第89回箱根駅伝で優勝した日本体育大学で6区を走った 鈴木 悠介さん 平塚市出身 21歳
「あと一歩」の悔しさバネに
○…「正直、びっくりしました」と、優勝の感想を率直に話す。初出場の箱根駅伝で山下りの6区を走り、30年ぶりの古豪復活に貢献した。主将である服部翔大(しょうた)選手から1位で受け継いだ襷(たすき)。「嬉しさと同時に、前日はとても緊張した」と当時の心境を語る。主将が作ったタイムの貯金、後に控える頼もしい仲間、これまでの厳しい練習――。一つ一つ思い出し整理することで、いい緊張感と平常心で当日を迎えた。

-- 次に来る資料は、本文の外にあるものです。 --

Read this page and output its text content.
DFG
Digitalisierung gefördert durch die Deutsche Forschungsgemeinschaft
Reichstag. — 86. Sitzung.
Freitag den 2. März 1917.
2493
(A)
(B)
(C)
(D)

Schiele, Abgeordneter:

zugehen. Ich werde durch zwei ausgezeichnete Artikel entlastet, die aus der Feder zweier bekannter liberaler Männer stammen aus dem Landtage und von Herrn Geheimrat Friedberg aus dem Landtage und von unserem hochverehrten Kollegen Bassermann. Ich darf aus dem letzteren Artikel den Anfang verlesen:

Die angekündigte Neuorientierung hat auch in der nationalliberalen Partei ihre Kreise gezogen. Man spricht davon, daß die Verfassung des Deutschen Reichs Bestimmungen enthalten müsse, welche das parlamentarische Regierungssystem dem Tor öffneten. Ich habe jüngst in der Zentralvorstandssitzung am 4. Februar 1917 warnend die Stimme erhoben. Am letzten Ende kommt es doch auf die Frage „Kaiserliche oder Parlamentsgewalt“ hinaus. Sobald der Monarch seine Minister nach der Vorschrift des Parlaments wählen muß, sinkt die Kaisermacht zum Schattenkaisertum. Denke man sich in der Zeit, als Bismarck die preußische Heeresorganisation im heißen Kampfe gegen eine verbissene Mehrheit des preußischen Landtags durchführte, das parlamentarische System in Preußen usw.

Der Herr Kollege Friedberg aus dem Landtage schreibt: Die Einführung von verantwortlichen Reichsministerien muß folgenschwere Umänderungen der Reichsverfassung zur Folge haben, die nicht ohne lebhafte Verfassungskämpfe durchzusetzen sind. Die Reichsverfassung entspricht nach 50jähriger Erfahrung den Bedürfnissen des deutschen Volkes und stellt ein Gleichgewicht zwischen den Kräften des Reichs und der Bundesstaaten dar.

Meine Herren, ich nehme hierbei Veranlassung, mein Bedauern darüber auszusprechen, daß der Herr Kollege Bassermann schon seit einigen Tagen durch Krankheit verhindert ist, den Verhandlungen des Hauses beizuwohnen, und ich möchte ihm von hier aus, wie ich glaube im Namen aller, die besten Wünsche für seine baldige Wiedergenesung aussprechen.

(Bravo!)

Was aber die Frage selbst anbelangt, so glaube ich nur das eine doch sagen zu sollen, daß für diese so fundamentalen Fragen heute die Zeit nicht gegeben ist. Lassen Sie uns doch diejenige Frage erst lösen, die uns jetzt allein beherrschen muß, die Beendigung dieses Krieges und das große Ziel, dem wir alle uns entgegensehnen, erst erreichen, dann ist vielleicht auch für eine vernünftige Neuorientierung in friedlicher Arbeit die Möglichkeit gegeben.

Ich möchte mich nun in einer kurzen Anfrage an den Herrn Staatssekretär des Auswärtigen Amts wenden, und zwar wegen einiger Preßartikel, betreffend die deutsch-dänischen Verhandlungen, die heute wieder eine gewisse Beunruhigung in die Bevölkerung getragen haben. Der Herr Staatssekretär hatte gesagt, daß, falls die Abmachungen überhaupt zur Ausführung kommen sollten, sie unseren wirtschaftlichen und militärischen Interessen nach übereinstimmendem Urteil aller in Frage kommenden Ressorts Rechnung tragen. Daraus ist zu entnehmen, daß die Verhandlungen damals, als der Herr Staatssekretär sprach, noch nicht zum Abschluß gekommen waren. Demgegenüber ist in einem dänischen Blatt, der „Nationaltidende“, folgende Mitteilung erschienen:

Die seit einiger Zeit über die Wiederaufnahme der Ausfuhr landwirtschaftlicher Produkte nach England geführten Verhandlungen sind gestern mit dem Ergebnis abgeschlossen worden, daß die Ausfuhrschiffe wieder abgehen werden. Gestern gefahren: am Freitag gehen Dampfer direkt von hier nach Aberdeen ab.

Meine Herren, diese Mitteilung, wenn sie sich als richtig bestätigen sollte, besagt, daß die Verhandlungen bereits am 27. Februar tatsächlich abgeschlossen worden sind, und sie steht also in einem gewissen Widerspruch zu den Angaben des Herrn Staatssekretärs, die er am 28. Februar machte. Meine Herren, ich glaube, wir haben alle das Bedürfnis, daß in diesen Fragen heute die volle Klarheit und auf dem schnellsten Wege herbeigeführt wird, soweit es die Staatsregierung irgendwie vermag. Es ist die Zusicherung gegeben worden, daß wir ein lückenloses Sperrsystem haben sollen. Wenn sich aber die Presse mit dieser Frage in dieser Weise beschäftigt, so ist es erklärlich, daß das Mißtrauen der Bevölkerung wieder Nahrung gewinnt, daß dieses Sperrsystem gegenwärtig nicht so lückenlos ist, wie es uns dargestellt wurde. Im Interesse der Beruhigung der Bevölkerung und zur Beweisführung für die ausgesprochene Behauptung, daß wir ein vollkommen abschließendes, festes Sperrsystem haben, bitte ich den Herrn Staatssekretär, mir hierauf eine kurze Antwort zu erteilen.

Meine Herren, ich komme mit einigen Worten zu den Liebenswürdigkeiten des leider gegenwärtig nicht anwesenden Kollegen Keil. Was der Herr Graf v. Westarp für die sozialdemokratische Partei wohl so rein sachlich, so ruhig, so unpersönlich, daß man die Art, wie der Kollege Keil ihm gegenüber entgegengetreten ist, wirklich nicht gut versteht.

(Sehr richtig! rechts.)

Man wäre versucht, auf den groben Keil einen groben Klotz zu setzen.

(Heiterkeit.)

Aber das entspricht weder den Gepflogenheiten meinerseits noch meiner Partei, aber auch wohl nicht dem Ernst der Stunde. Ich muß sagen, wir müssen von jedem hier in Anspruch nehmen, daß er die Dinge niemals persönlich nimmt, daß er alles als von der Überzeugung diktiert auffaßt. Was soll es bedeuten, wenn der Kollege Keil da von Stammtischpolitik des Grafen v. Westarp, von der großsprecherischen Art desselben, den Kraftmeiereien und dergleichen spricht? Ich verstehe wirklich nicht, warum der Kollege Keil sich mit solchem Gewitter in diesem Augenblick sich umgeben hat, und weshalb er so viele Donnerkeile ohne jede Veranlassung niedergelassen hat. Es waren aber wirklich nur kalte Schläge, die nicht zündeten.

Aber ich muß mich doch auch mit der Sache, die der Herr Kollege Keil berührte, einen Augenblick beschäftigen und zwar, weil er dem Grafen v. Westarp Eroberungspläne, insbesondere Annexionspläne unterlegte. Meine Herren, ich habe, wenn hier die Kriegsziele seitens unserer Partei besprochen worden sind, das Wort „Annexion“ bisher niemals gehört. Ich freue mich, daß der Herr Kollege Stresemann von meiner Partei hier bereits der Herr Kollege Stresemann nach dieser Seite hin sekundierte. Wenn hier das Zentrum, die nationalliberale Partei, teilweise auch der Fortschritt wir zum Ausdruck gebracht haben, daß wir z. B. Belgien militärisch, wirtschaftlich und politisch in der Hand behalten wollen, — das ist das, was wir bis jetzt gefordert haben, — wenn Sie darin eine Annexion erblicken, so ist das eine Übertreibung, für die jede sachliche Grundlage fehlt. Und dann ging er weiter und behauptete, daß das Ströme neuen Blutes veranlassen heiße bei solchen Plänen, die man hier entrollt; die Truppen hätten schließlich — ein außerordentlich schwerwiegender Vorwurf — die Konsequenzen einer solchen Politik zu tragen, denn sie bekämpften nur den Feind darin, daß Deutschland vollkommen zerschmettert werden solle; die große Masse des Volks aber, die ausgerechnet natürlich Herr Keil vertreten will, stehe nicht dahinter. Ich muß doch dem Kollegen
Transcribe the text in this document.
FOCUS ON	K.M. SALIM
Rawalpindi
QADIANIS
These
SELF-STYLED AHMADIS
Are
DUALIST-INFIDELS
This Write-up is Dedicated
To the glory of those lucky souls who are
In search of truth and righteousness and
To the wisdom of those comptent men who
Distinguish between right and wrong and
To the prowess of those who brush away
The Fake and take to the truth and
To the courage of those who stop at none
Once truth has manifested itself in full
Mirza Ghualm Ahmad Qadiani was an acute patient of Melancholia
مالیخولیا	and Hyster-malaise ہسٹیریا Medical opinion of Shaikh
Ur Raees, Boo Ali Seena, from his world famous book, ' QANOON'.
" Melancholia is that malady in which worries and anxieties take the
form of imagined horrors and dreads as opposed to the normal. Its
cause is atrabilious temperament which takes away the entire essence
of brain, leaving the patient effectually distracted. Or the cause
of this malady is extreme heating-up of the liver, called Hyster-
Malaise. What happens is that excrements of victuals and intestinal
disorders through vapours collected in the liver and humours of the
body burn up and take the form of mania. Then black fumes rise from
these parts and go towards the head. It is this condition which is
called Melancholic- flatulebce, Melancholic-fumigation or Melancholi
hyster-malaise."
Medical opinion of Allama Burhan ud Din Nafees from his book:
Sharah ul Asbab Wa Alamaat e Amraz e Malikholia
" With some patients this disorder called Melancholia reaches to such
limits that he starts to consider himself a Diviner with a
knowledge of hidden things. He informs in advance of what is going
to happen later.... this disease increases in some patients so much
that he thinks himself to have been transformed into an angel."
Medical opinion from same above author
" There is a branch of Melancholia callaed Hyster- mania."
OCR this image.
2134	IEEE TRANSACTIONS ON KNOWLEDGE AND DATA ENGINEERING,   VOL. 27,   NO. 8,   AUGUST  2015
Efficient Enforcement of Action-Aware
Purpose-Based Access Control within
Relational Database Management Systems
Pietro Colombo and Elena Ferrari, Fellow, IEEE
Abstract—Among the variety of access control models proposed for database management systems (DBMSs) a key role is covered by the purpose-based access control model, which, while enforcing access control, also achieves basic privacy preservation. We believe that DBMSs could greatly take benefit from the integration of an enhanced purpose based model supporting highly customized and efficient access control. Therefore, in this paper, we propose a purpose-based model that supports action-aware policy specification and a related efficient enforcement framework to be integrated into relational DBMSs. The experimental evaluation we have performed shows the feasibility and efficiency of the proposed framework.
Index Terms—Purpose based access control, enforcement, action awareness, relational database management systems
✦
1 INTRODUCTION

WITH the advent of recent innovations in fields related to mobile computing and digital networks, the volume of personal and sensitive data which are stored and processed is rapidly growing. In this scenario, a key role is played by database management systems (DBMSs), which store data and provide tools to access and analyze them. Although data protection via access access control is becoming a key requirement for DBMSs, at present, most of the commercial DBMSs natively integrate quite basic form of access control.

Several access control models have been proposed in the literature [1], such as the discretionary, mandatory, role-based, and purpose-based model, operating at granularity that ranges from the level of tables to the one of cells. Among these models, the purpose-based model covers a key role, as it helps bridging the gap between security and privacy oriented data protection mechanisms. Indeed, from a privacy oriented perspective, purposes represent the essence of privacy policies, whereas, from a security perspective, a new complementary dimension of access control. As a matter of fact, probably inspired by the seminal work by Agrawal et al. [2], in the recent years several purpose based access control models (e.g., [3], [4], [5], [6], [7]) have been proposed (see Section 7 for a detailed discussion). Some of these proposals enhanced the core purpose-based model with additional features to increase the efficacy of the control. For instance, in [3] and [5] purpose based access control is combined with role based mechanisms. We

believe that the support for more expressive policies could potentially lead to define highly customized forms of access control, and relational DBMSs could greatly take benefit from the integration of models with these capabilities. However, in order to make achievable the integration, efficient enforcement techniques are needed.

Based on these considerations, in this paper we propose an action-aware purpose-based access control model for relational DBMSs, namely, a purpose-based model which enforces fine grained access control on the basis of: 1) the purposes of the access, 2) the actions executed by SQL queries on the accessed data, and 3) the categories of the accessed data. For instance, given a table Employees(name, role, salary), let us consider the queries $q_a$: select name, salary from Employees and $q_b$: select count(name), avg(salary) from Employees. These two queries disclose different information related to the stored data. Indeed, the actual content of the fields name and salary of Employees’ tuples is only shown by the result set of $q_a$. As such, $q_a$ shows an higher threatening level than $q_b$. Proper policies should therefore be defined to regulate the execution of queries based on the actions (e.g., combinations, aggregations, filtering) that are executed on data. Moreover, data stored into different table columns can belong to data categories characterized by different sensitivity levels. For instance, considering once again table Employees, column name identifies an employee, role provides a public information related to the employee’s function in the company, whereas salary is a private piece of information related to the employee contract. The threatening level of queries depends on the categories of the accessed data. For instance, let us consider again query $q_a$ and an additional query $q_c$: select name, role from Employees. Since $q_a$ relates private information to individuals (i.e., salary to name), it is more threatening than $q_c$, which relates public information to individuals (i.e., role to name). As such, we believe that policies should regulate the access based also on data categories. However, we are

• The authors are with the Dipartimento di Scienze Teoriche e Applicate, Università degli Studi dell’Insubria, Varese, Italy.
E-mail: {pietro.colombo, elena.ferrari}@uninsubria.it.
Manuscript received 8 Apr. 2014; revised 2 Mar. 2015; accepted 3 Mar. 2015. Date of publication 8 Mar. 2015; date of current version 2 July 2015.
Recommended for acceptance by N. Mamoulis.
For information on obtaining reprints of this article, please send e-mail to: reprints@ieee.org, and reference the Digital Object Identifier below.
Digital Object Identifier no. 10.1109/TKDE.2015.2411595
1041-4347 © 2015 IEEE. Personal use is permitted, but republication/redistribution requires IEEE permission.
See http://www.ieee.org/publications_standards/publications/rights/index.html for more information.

○…2年の時、先輩に「下りが上手い」と褒められたのがきっかけで、6区の走者を目指した。山登りの5区同様、適正が求められる特殊な区間。筆頭候補に名前が挙がるも控えで終わってしまった昨年の悔しさをバネに、下りの練習に注力した。特に「自分の弱点」と分析する体幹を鍛えるトレーニングに重点を置き、安定感のある走りを手に入れた。コースとイメージを頭に叩きこみ望んだレース当日。59分33秒のタイムで箱根路を快走し、2位と2分22秒差で襷を繋いだ。
○…生れは平塚。中原中出身で、陸上は中1で始めて以来長距離一筋。「走るのが楽しい」と笑顔を見せる。中・高時代は「あと一歩で全国に行けない選手だった」と分析し、「去年の”あと一歩”が本当に悔しくて。あの悔しさがあったから今の自分がある」と自分の中の転機を語った。
○…今後は「余裕が出来たら免許が欲しい。車が好きなんです」と大学生らしい一面を覗かせるが、駅伝の話になると一転、アスリートの顔に戻る。「チーム優勝は嬉しいが、個人の区間7位には満足していない」と真剣な眼差し。59分台が歴代最多だったという今大会6区。強豪の同学年選手が、来年もライバルとして立ちはだかるからだ。「弱点克服で新たに見えた課題もある。それを改善し、来年の出場と優勝、そして区間賞目指して頑張りたい」と、慢心することなく次を見据えた。